For certain specific applications, a special kernel is needed to run the code in the entire notebook. This special kernel is often custom built using a package manager (conda/mamba) or installer. When we execute code in a selected cell, the code runs within this custom kernel and sends the output back to the cell to be displayed. When creating a new notebook from the Jupyter Notebook dashboard, we need to select this custom kernel that is able to run the code. 

 

The next step is to determine the software packages you need and use a software package manager/installer to create a virtual environment that supports all the software packages including all their dependencies. The package manager we are going to use is called ‘mamba’ which is a variant of conda package manager. The software packages we need for this custom kernel are pytorch, torchvision, cudatoolkit, and ipykernel.

2. Identify The Software To Be Installed

The software packages we need for this custom kernel are:

  • pytorch
  • torchvision
  • cudatoolkit
  • ipykernel

3. Request an Interactive GPU session via Open OnDemand's Cluster Feature

The ‘place’ to build a custom kernel is NOT the login or headnodes of any HPC cluster. This is because the compute resources provided by these nodes are limited to a very light workload. The other reason is that sometimes it can take a considerable amount of time for the software to be installed and the kernel built. Another important consideration is that you will want to have sufficient ‘tmp’ storage for the build process to stage the files during the install. All in all, you would want to build the custom kernel using a dedicated interactive gpu session that has the hardware support you intend to use for the notebook. Select the Agate Shell Access from the 'Clusters' drop down menu, at the command line, type "srun -N 1 -n 10 --mem=32g --tmp=100g -t 120 --gres=gpu:a40:1 -p interactive-gpu  --pty bash -l " . This will launch an interactive session backed by an A40 GPU from the 'interactive-gpu' partition for 2 hours (-t 120). 

 


4. Run Mamba to Install the Software

Once we have the interactive session running, we can start building the custom kernel using the mamba package manager.

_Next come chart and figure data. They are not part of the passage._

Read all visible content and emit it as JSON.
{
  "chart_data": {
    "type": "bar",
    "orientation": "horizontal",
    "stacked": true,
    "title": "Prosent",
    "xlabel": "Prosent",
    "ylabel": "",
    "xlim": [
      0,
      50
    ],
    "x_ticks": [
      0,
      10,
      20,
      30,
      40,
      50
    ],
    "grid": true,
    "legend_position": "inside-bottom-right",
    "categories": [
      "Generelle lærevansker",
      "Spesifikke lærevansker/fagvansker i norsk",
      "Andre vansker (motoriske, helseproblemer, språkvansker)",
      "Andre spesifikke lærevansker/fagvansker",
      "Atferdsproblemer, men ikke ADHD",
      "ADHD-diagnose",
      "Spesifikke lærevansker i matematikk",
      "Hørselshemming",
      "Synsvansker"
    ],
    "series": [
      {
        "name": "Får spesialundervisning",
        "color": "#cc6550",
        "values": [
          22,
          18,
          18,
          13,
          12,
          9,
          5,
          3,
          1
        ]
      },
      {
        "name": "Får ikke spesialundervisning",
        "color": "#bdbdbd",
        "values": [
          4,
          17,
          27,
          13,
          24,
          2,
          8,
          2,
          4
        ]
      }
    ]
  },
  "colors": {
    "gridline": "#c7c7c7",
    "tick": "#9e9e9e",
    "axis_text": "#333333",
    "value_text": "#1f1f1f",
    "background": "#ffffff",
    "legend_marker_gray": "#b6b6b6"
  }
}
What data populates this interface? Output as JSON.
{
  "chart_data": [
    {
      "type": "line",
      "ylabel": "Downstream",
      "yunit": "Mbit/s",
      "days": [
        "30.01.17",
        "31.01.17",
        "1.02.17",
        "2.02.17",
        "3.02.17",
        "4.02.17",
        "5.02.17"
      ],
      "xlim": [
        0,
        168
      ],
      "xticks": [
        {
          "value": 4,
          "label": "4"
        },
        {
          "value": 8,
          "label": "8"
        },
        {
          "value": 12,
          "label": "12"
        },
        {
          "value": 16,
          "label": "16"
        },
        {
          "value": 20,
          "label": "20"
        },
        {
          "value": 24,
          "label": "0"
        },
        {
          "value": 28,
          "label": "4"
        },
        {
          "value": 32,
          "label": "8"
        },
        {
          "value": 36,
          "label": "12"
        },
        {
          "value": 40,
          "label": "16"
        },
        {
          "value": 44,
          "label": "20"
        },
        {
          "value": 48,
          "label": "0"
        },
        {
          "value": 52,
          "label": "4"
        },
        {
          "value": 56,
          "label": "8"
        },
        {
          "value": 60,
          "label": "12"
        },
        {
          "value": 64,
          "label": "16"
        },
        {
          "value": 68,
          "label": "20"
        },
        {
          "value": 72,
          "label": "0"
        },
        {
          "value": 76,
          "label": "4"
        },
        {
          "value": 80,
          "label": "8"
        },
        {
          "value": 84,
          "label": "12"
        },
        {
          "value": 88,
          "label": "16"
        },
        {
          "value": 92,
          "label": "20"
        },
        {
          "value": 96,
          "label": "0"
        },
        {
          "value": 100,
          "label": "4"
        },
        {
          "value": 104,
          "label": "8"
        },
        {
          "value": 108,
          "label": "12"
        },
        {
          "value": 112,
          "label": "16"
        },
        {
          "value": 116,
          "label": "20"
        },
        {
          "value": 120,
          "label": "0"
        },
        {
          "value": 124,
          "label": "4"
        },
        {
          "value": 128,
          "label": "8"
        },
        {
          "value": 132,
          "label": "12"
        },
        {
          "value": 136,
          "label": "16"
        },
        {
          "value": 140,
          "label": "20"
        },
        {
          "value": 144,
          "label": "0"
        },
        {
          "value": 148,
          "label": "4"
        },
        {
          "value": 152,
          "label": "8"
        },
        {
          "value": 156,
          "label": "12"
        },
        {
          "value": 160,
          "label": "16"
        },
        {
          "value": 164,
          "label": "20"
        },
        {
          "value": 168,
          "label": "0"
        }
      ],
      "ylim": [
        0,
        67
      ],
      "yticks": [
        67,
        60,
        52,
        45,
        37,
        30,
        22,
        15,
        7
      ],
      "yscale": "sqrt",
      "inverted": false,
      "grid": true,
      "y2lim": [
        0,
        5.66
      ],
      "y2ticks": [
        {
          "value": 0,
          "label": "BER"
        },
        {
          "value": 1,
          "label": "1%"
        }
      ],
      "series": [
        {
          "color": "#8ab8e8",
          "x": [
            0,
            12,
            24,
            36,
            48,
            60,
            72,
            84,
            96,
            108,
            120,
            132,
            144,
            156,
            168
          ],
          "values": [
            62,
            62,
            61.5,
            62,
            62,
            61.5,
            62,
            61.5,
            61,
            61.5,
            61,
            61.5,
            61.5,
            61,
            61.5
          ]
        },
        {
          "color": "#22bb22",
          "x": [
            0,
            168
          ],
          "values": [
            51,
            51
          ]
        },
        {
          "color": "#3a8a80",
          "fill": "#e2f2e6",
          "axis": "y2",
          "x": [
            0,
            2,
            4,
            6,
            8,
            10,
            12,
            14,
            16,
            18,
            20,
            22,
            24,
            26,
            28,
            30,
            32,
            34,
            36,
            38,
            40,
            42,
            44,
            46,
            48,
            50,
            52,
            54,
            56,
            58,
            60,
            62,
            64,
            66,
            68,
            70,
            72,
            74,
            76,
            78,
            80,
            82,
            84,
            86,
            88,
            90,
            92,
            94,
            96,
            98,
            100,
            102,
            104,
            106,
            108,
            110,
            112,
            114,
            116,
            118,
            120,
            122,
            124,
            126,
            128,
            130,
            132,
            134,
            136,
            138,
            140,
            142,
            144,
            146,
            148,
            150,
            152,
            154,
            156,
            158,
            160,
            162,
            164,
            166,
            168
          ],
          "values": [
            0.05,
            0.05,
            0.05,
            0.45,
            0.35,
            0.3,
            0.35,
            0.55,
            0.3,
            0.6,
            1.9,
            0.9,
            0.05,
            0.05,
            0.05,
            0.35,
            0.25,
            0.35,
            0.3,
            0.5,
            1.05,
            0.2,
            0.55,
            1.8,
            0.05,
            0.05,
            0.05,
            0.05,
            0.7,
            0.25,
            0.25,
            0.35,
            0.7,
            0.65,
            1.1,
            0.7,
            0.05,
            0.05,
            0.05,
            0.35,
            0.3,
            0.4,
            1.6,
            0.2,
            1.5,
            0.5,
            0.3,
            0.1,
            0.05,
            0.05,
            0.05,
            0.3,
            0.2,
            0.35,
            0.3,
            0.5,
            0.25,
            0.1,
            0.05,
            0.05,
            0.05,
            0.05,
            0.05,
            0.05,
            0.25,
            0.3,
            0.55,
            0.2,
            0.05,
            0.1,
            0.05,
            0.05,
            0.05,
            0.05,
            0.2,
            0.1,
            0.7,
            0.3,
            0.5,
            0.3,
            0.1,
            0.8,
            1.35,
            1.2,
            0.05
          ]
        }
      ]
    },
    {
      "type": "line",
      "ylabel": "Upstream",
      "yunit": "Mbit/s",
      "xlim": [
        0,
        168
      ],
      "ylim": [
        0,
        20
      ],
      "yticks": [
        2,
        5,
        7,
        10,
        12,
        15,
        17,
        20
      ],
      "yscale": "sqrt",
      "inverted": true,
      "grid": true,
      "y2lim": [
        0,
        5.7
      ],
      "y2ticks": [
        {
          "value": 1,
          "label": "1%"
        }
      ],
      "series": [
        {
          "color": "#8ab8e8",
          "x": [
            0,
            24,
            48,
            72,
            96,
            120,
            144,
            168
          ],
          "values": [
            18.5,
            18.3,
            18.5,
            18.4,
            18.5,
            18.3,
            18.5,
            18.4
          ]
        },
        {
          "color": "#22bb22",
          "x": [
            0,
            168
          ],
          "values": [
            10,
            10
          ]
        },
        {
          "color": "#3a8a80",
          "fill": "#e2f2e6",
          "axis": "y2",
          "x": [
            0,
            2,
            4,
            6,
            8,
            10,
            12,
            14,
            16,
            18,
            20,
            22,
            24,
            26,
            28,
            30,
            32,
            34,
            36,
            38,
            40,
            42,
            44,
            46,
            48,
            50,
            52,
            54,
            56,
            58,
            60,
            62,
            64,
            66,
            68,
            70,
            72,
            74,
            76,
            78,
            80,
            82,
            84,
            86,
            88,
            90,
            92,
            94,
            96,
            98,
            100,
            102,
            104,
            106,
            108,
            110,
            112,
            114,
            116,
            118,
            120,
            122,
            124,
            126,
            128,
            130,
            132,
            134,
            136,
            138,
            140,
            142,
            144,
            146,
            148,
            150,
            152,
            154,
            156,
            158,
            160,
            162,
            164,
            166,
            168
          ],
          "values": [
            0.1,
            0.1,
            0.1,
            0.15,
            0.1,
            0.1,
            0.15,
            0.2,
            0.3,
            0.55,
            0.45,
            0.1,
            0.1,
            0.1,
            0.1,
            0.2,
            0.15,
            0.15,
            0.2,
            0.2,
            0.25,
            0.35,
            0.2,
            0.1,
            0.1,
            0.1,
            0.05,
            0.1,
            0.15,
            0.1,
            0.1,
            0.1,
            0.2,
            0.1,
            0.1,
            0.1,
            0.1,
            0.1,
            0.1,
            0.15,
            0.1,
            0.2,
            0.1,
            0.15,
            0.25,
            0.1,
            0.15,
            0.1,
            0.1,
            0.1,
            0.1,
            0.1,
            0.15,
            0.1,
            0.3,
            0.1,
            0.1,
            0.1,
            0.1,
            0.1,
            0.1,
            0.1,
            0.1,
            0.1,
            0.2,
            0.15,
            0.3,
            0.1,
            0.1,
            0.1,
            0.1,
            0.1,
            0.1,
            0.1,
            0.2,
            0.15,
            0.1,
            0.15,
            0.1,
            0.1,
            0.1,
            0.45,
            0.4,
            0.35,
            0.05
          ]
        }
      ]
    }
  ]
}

The custom kernel software will be installed in your home directory under ~/.conda/envs/, which is the default location.

 

load the mamba package manager at the terminal

 

module load mamba

 

create a virtual environment named pytorch_jupyter_a40

mamba create -n pytorch_jupyter_a40
conda activate pytorch_jupyter_a40
mamba install -c pytorch -c nvidia pytorch-cuda=11.8 torchvision ipykernel -c conda-forge

5. Make the Custom Kernel Selectable by Assigning a Display Name

Setting the display name of the kernel to “pytorch_jupyter_a40”

python3 -m ipykernel install --user --name pytorch_jupyter_a40 --display-name "pytorch_jupyter_a40"


6. Configure and Launch the Notebook

On the OOD web portal, go to Interactive App, then select Jupyter from the pulldown menu.

 

 

When all the parameters are set, you can deploy the notebook by clicking the “Launch” button at the bottom of the page.

 




7. Connect to the Jupyter Notebook

It will usually take a few minutes for the notebook to start up, but once it is ready, you should see the following screen or similar which shows the basic setting of the notebook and the “Connect to Jupyter” button. Click the button to launch the notebook!

 

8. Select Kernel

Now you should see something similar to what is showing below. You should see the custom kernel “pytorch_jupyter_a40” is loaded and that the NVIDIA A40 GPU is available to the PyTorch framework. A small test was done using a=torch.randn(10).cuda() to make sure we can use the GPU for computation.